Don’t you love words!
While finding time to write is always a challenge, writing about time is even harder.

Wending our way through tenses can actually make us tense, particularly when navigating back story.
What should be included and what left out?
How do we keep up the pace, and, more importantly, how do we fuse it all while reducing potential confusion?
We want readers gripped from the first word to the last. We want them to care for our characters; to hope, howl and fear with them, and then to cheer.

But as we weave in back story, clarity is essential.
We need readers to recognise our signposts, the significant moments that resound and resonate, adding layers of meaning.

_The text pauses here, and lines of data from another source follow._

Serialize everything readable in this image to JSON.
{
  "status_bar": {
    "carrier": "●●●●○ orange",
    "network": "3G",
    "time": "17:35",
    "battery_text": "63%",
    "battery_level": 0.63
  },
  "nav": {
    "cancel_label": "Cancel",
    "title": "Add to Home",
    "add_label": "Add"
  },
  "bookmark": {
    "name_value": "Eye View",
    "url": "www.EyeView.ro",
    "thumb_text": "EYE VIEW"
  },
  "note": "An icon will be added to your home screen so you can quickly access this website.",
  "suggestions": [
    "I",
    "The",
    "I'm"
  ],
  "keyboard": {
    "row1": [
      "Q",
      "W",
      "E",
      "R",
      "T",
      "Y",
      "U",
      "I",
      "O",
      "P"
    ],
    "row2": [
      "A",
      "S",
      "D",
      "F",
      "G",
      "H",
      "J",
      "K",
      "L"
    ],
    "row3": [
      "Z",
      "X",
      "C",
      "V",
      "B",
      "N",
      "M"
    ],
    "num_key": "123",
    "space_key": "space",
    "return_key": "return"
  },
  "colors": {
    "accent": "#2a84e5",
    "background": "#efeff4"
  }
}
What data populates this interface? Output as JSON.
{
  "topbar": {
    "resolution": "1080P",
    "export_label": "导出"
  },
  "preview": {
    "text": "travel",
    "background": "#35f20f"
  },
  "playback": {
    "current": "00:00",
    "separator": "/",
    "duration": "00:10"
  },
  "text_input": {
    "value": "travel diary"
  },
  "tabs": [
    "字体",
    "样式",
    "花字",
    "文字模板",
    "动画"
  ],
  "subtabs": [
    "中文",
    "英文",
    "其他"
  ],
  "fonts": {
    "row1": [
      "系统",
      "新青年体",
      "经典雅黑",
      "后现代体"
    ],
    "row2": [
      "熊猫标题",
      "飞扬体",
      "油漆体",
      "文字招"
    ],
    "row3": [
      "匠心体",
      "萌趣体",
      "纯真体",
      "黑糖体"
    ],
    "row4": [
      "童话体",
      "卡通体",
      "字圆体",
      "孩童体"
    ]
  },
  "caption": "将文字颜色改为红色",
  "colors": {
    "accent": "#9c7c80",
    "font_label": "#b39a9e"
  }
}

They need to see the highlights, the tragic and sublime, from start to finish, carefully laid out in the most intriguing order.
If life is an open book, and if we can turn over a new leaf or page, we can also flip backwards, reviewing moments or millennia, reflecting on our past, adding meaning to the present, and building anticipation for the future.
The future? In fiction, it’s foreshadowed by genre; known, at least in part, to the writer; and revealed to the reader one word, clue, idea or scene at a time. Writers bend and blend action, always aiming for that credible, satisfying conclusion.
As a writer, I try to select, prepare and serve up exactly the right fractions of the action – enough tantalising tastes, in just the right sequence – to lead the reader to enjoy the whole extravagant banquet.

Be they presented in past or present tense, the scenes must build tension for resolving and pose plot puzzles for solving; so that all words finally dissolve at a most memorable end.
Easy? Far from it. Turns out, writing well takes time!